For the most part, America looks pretty much like it looked
before 9/11. We spend most of our time pounding Ding-Dongs and
Sonic burgers, watching ESPN and surfing porn sites, while
transnational corporations -- the silent allies of drug cartels
and warlords in the dismantling of the traditional nation-state
-- install turnstiles in Congress and steadily move our entire
manufacturing economy overseas. Our culture is a parade of idiot
reality shows where ordinary citizens eat caterpillars for money
and Southern jocks drive moving billboards in a circle at 200
mph in front of euphoric crowds of a hundred thousand. In the
intellectual north, our braver political dissidents dress in
T-shirts with the face of George Bush morphed onto a pig's body
and watch documentaries in which other intellectuals brag about
being tricked by the Republicans into voting to invade the wrong
country.
So what's changed? Well, we now hang our heads when we remember
that dark day, kneel before the appropriate icons (Pat Tillman,
firefighters, the Flight 93 passengers) at the appropriate
times, and periodically make sure to remember the Big Lesson,
a.k.a. Anything Can Happen, Even to Those Such as Us. The Monday
Night Football crew this week commemorated 9/11 by bringing a
firefighter named Tim Buckley into the booth; when asked what
was different now, the humbled Buckley said that after 9/11, you
have to think about things more when you go out on a call. "You
don't know what to expect, after something like that," he
sighed, shaking his head. Somber nods all around to that in the
booth, and then, with the snap of a finger, back to the field --
Third and 16 for the struggling Raiders . . .

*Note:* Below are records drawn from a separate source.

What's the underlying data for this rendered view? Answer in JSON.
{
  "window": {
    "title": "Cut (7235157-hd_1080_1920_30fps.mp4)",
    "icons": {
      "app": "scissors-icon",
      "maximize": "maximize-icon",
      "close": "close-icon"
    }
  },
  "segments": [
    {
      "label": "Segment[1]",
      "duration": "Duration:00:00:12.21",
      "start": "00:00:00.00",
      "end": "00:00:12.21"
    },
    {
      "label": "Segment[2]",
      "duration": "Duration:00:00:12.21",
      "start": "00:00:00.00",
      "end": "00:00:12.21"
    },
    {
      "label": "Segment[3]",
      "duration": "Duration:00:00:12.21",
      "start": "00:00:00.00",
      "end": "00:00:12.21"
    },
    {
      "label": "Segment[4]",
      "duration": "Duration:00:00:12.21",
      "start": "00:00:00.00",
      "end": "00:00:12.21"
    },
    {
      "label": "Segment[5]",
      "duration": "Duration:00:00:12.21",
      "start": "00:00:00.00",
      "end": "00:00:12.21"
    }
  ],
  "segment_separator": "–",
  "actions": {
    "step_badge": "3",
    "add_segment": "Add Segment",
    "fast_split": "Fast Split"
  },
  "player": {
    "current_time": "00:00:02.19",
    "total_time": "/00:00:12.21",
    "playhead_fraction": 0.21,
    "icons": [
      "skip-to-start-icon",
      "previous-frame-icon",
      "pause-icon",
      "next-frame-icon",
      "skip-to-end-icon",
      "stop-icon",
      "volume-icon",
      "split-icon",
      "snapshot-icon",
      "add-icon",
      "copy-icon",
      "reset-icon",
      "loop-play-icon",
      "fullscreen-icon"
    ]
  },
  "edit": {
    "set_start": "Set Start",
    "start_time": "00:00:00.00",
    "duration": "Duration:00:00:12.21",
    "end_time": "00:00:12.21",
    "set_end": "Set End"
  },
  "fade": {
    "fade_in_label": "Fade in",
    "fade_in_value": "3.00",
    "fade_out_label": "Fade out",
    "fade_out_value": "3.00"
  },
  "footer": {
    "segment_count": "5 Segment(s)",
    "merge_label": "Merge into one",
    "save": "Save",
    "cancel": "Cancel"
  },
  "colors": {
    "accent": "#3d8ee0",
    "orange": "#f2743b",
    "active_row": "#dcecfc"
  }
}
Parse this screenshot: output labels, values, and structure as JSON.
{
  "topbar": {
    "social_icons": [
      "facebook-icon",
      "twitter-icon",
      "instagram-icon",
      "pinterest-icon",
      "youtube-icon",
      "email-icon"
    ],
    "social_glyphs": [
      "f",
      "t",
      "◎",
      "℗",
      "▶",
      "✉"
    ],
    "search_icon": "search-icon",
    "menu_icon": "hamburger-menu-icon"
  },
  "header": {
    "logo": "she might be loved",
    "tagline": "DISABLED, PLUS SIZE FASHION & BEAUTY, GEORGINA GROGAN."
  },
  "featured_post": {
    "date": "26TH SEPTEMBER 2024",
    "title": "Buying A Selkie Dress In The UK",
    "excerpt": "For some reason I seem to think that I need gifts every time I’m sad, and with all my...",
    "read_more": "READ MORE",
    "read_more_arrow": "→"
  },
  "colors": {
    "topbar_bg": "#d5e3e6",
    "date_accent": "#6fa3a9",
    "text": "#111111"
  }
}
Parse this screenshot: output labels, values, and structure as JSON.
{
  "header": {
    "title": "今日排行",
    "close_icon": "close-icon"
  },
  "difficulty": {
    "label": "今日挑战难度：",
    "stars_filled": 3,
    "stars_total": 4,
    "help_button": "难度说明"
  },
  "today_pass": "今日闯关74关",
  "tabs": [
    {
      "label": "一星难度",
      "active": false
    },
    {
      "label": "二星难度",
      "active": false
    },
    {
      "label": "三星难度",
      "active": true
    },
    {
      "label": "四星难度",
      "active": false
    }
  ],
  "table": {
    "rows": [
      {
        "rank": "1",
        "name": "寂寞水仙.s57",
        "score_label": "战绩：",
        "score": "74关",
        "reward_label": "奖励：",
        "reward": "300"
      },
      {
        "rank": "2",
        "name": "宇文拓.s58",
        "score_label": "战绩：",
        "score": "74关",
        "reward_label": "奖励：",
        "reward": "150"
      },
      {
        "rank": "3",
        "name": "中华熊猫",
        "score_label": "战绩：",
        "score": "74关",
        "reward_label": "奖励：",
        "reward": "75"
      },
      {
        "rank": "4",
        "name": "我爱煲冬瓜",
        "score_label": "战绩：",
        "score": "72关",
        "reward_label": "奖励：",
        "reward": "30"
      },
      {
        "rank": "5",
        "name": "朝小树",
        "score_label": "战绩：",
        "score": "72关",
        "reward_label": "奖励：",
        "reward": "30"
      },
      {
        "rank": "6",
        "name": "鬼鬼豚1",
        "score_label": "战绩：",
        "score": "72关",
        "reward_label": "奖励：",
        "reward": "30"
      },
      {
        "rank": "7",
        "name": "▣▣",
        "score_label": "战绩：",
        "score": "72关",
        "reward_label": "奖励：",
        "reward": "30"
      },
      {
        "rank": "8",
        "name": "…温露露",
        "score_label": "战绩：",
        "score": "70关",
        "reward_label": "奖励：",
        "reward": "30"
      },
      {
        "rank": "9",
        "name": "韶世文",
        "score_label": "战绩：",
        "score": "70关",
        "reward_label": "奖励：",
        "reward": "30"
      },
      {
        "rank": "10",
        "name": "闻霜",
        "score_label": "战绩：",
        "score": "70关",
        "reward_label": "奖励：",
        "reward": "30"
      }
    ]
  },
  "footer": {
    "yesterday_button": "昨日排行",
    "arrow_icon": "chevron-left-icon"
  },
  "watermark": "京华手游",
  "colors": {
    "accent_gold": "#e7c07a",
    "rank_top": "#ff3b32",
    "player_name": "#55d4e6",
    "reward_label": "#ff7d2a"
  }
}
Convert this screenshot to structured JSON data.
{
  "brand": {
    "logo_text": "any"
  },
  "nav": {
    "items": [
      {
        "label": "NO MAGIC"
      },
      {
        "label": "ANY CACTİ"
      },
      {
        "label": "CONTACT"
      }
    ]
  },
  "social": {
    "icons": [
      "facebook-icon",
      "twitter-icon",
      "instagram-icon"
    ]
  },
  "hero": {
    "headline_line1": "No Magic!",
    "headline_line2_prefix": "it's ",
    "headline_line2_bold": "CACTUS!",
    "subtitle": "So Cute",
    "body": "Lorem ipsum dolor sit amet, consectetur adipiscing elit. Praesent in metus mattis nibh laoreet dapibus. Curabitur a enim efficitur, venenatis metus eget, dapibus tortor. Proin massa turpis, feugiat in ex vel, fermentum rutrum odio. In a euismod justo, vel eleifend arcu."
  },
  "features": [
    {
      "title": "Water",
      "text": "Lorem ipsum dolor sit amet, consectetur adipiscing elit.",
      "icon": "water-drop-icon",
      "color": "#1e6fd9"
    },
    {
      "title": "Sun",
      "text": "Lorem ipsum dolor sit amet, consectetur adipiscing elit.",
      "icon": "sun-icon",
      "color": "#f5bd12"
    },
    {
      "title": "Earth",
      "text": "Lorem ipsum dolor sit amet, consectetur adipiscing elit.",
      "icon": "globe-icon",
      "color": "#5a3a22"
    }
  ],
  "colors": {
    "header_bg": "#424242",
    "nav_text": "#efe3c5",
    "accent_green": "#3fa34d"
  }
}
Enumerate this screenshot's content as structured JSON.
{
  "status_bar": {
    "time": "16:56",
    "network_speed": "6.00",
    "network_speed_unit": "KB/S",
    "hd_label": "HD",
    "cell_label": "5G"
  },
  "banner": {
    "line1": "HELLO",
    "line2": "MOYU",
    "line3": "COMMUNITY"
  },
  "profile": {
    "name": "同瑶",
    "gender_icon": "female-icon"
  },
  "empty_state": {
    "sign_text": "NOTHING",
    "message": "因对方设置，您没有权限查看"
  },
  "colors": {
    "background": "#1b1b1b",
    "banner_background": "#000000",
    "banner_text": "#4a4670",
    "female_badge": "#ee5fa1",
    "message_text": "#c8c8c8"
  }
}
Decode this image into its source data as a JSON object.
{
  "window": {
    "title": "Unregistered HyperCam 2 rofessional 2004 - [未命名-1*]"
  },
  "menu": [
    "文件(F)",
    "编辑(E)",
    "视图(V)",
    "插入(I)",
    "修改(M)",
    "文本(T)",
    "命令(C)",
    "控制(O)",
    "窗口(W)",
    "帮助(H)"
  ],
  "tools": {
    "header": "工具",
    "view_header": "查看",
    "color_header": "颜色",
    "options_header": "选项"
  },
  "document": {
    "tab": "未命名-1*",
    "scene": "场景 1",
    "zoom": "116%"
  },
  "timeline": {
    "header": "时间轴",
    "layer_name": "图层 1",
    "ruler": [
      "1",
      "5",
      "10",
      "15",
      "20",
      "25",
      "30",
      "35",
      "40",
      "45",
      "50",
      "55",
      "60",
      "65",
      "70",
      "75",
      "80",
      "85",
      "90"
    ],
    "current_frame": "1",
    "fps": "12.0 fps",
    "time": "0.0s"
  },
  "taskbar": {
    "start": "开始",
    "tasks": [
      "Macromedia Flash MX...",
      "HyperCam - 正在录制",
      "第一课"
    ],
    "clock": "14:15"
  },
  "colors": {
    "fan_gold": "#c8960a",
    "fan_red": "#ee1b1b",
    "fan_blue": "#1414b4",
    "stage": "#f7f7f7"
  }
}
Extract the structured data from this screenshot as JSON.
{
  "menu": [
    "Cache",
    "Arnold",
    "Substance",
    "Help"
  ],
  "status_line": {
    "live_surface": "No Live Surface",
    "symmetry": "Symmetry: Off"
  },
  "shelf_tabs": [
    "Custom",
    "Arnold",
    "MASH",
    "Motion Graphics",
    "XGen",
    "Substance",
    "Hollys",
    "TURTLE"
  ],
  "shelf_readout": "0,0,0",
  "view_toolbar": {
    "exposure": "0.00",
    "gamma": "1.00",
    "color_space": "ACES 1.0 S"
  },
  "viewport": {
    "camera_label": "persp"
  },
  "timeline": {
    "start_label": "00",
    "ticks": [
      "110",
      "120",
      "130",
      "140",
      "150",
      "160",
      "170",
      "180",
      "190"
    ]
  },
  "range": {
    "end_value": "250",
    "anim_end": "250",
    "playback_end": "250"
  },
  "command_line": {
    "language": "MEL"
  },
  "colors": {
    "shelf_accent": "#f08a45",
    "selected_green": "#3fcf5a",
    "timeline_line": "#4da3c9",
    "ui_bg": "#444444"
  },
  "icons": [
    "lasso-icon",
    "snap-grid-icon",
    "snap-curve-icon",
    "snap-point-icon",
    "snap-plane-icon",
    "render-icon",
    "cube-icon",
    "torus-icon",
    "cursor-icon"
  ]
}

In this light one could almost view our response to 9/11 as a
triumph of the American system. If nineteen knife-wielding
lunatics blowing a hole in the middle of Manhattan on
international television can't even temporarily knock us out of
"What, me worry?" mode, you have to feel pretty good about our
future chances for remaining just as cheerfully numb through
even a more serious disruption of our fantasy existence.
America's response to 9/11 was basically to blow off the entire
question of why it happened, change the set-design behind the
same old us-vs.-evil commies cowboy-movie worldview, and to
patch the hole blown in our self-esteem with a crude mix of
stage-managed self-congratulation and sentimental claptrap. Our
failure to actually win our subsequent self-declared war on the
evildoers we explained away by using a modern innovation, i.e.
taking a New-Agey approach to our shortcomings and forgiving
ourselves for our little imperfections. In the Dr. Phil age,
actual achievement isn't important, so long as you're
comfortable with yourself! Make a list every morning, think
about the good things in life! Living in Madison Avenue's irony
age helps also -- when even Tony Soprano pours his heart out to
a shrink every week, it's not hard to convince Americans that
they're still tough, even though Osama bin Laden is still doing
bong hits on Al Jazeera five years after we boldly promised to
kick his ass.
Whatever happened to actually being tough? What happened to
speaking softly while we carry that big stick? Of staring
problems bravely in the face, of taking the world seriously?
History long ago washed that generation of "us" away, along with
the world we still think we live in.